It will bring no reassurance to my friend, who’s a shop assistant in our local supermarket. Only a few weeks ago she was caught up in a robbery at work. Men jumped out of a car wielding weapons and ambushed the security personnel who deliver and pick up cash.
This was at around 2pm in the afternoon. Minutes later my elderly father pulled up in the car park and went to the Post Office next door, and an hour later I met my teenage daughter and her friend at the same spot. It pays not to use your imagination in situations like this.
But these are our daily lives and once unthinkable incidents are, frankly, becoming frighteningly commonplace. The same day as the supermarket robbery, the shop assistants in a local general store were held at knifepoint.
Then last week, most heartbreakingly of all, another friend had her car broken into overnight on her own drive. Ignoring the small change in dashboard, the thieves made off with the dance class gear belonging to her daughters.
In the scheme of things, this may not sound that important, but these two young girls, both hugely promising dancers, are traumatised. Their parents must now find around £400 to replace everything which was lost. And poignantly, somehow find a way to restore the youngest’s precious collection of unicorns, which were taken along with the ballet shoes, tap shoes, tights and leotards.
This is not the Wild West. This is Barnsley. Although I’m the first to admit that we’re a town not without its problems, it is still largely a respectable and hard-working place.
Everything I’ve told you about has happened in neighbourhoods which are hardly grand or affluent. These are not crimes targeted at rich people in fancy houses driving top-of-the-range cars. These are ordinary men, women and families. Neither are they especially deprived areas, just streets and roads and estates as you would find in any other town, anywhere across the North of England.
Without sounding too dramatic, it’s beginning to feel as if we are being attacked from within. And I’ve never felt like that before in my life, even when I lived alone in the middle of London in the 1990s.
This is what Mr Hammond is failing to grasp with his high-handed insistence that police forces must not expect any addition to their existing budgets.
Brexit was always going to overshadow this Spring Statement, but the terrifying rise in murderous knife crime alone in the last 12 months has pushed police resources and how they are deployed to the front of the agenda.
However, in a recent interview with the radio station LBC, he said police commissioners and chief constables across the country simply needed to divert resources from “lower priority areas of policing” in order to tackle serious crimes, including knife crime.
He also left listeners puzzling – and senior officers fuming – with his cryptic cliché: “If your house is on fire, you stop painting it and you go and get a bucket and start pouring water on the fire.”
This is of zero help whatsoever to police leaders, who must constantly do more with less.

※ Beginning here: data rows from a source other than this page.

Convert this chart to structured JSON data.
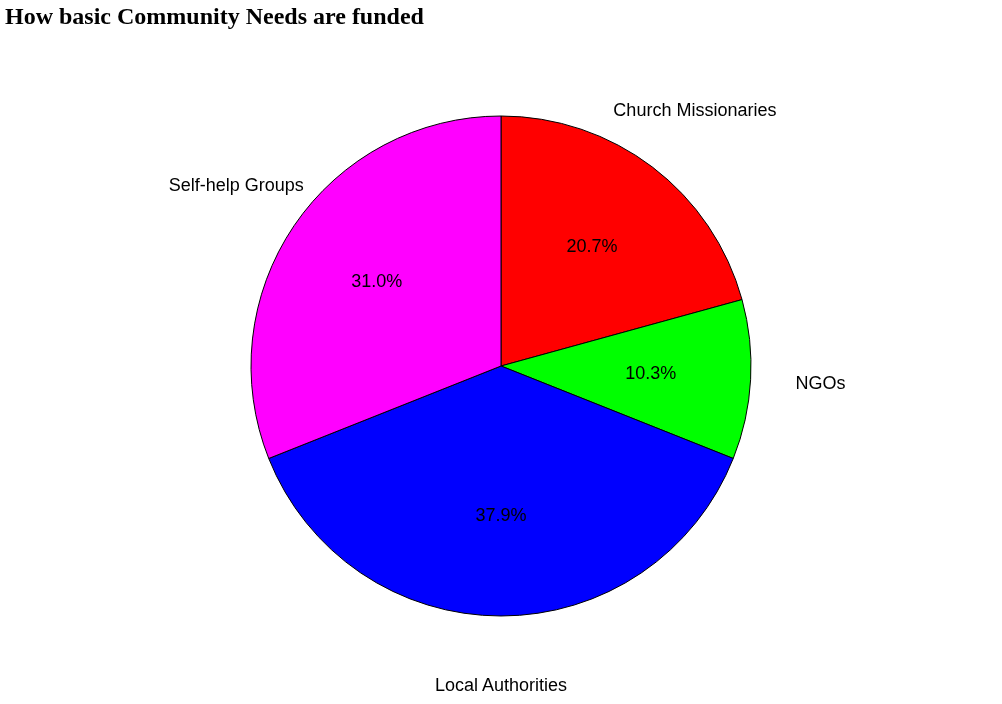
{
  "chart_data": {
    "type": "pie",
    "title": "How basic Community Needs are funded",
    "categories": [
      "Church Missionaries",
      "NGOs",
      "Local Authorities",
      "Self-help Groups"
    ],
    "values": [
      20.7,
      10.3,
      37.9,
      31.0
    ],
    "colors": [
      "#ff0000",
      "#00ff00",
      "#0000ff",
      "#ff00ff"
    ],
    "value_labels": [
      "20.7%",
      "10.3%",
      "37.9%",
      "31.0%"
    ],
    "legend": false
  }
}
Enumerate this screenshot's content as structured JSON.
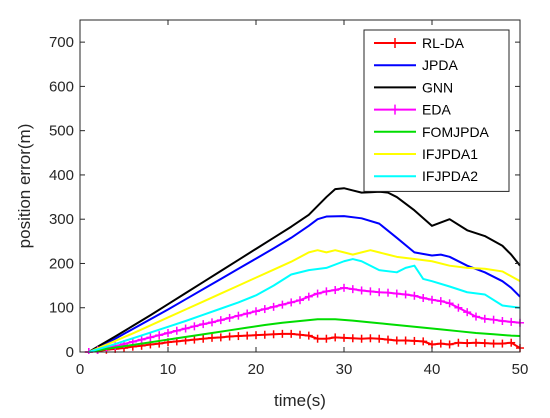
{
  "chart_data": {
    "type": "line",
    "xlabel": "time(s)",
    "ylabel": "position error(m)",
    "xlim": [
      0,
      50
    ],
    "ylim": [
      0,
      750
    ],
    "xticks": [
      0,
      10,
      20,
      30,
      40,
      50
    ],
    "yticks": [
      0,
      100,
      200,
      300,
      400,
      500,
      600,
      700
    ],
    "grid": false,
    "legend_position": "top-right",
    "series": [
      {
        "name": "RL-DA",
        "color": "#ff0000",
        "marker": "plus",
        "x": [
          1,
          2,
          3,
          4,
          5,
          6,
          7,
          8,
          9,
          10,
          11,
          12,
          13,
          14,
          15,
          16,
          17,
          18,
          19,
          20,
          21,
          22,
          23,
          24,
          25,
          26,
          27,
          28,
          29,
          30,
          31,
          32,
          33,
          34,
          35,
          36,
          37,
          38,
          39,
          40,
          41,
          42,
          43,
          44,
          45,
          46,
          47,
          48,
          49,
          50
        ],
        "values": [
          0,
          2,
          5,
          7,
          9,
          12,
          14,
          17,
          19,
          22,
          24,
          26,
          28,
          30,
          32,
          33,
          35,
          36,
          37,
          38,
          39,
          40,
          41,
          41,
          39,
          37,
          30,
          30,
          33,
          32,
          31,
          30,
          31,
          30,
          28,
          26,
          26,
          25,
          24,
          17,
          19,
          17,
          21,
          20,
          21,
          20,
          19,
          19,
          21,
          9
        ]
      },
      {
        "name": "JPDA",
        "color": "#0000ff",
        "marker": "none",
        "x": [
          1,
          2,
          4,
          6,
          8,
          10,
          12,
          14,
          16,
          18,
          20,
          22,
          24,
          26,
          27,
          28,
          30,
          32,
          34,
          36,
          38,
          40,
          41,
          42,
          44,
          46,
          48,
          49,
          50
        ],
        "values": [
          0,
          10,
          30,
          52,
          74,
          96,
          119,
          142,
          165,
          188,
          211,
          234,
          258,
          285,
          300,
          306,
          307,
          302,
          290,
          258,
          225,
          218,
          220,
          215,
          195,
          180,
          160,
          145,
          125
        ]
      },
      {
        "name": "GNN",
        "color": "#000000",
        "marker": "none",
        "x": [
          1,
          2,
          4,
          6,
          8,
          10,
          12,
          14,
          16,
          18,
          20,
          22,
          24,
          26,
          28,
          29,
          30,
          31,
          32,
          33,
          34,
          35,
          36,
          38,
          40,
          42,
          44,
          46,
          48,
          49,
          50
        ],
        "values": [
          0,
          12,
          35,
          59,
          83,
          108,
          133,
          158,
          183,
          208,
          233,
          258,
          283,
          310,
          350,
          368,
          370,
          365,
          360,
          361,
          362,
          360,
          350,
          320,
          285,
          300,
          275,
          262,
          240,
          220,
          195
        ]
      },
      {
        "name": "EDA",
        "color": "#ff00ff",
        "marker": "plus",
        "x": [
          1,
          2,
          3,
          4,
          5,
          6,
          7,
          8,
          9,
          10,
          11,
          12,
          13,
          14,
          15,
          16,
          17,
          18,
          19,
          20,
          21,
          22,
          23,
          24,
          25,
          26,
          27,
          28,
          29,
          30,
          31,
          32,
          33,
          34,
          35,
          36,
          37,
          38,
          39,
          40,
          41,
          42,
          43,
          44,
          45,
          46,
          47,
          48,
          49,
          50
        ],
        "values": [
          0,
          4,
          8,
          13,
          18,
          23,
          28,
          33,
          38,
          43,
          48,
          53,
          58,
          63,
          67,
          72,
          77,
          82,
          87,
          92,
          97,
          102,
          107,
          112,
          117,
          125,
          132,
          137,
          140,
          145,
          142,
          139,
          137,
          135,
          134,
          132,
          130,
          127,
          122,
          118,
          115,
          110,
          100,
          90,
          80,
          75,
          73,
          70,
          68,
          66
        ]
      },
      {
        "name": "FOMJPDA",
        "color": "#00dd00",
        "marker": "none",
        "x": [
          1,
          3,
          5,
          7,
          9,
          11,
          13,
          15,
          17,
          19,
          21,
          23,
          25,
          27,
          29,
          31,
          33,
          35,
          37,
          39,
          41,
          43,
          45,
          47,
          49,
          50
        ],
        "values": [
          0,
          7,
          13,
          19,
          25,
          31,
          37,
          43,
          49,
          55,
          61,
          66,
          70,
          74,
          74,
          71,
          67,
          63,
          59,
          55,
          51,
          47,
          43,
          40,
          37,
          36
        ]
      },
      {
        "name": "IFJPDA1",
        "color": "#ffff00",
        "marker": "none",
        "x": [
          1,
          2,
          4,
          6,
          8,
          10,
          12,
          14,
          16,
          18,
          20,
          22,
          24,
          26,
          27,
          28,
          29,
          30,
          31,
          32,
          33,
          34,
          35,
          36,
          38,
          40,
          42,
          44,
          46,
          48,
          50
        ],
        "values": [
          0,
          8,
          25,
          42,
          60,
          78,
          96,
          114,
          132,
          150,
          168,
          186,
          204,
          225,
          230,
          225,
          230,
          225,
          220,
          225,
          230,
          225,
          220,
          215,
          210,
          205,
          195,
          190,
          188,
          182,
          160
        ]
      },
      {
        "name": "IFJPDA2",
        "color": "#00ffff",
        "marker": "none",
        "x": [
          1,
          2,
          4,
          6,
          8,
          10,
          12,
          14,
          16,
          18,
          20,
          22,
          24,
          26,
          28,
          30,
          31,
          32,
          34,
          36,
          37,
          38,
          39,
          40,
          42,
          44,
          46,
          48,
          50
        ],
        "values": [
          0,
          6,
          18,
          31,
          44,
          57,
          70,
          84,
          98,
          112,
          128,
          150,
          175,
          185,
          190,
          205,
          210,
          205,
          185,
          180,
          190,
          195,
          165,
          160,
          148,
          135,
          130,
          105,
          100
        ]
      }
    ]
  }
}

With forces already stretched to the limit, criminals take advantage, knowing that there is statistically less chance of being apprehended and brought to justice. And the public? Vulnerable and angry.
On that note, here’s my final – and very cautionary – tale. I also heard about the girl who had her puppy stolen from her garden, reportedly by people who intended to sell it and use the profit to buy drugs.
As the drama unfolded on social media, it became clear that the victim of the crime, and her friends, and family had no intention of calling the police, because they couldn’t see the point – a stolen puppy would hardly be high on their list of priorities just now. It appears however, that several neighbours joined forces and took matters into their own hands, shall we say.
The puppy was swiftly returned to its rightful owner. ‘All’s well that ends well,’ as cliché-fond Philip Hammond might say, but once again he would be hugely missing the point.
We are peering over the brink of a lawless society where criminals operate entirely to their own rules and ordinary people have no protection. Does he not see that his refusal to act on what police leaders tell him is making the crime and anti-social behaviour situation even worse? That’s not economics, it’s simple common sense. And responsible government.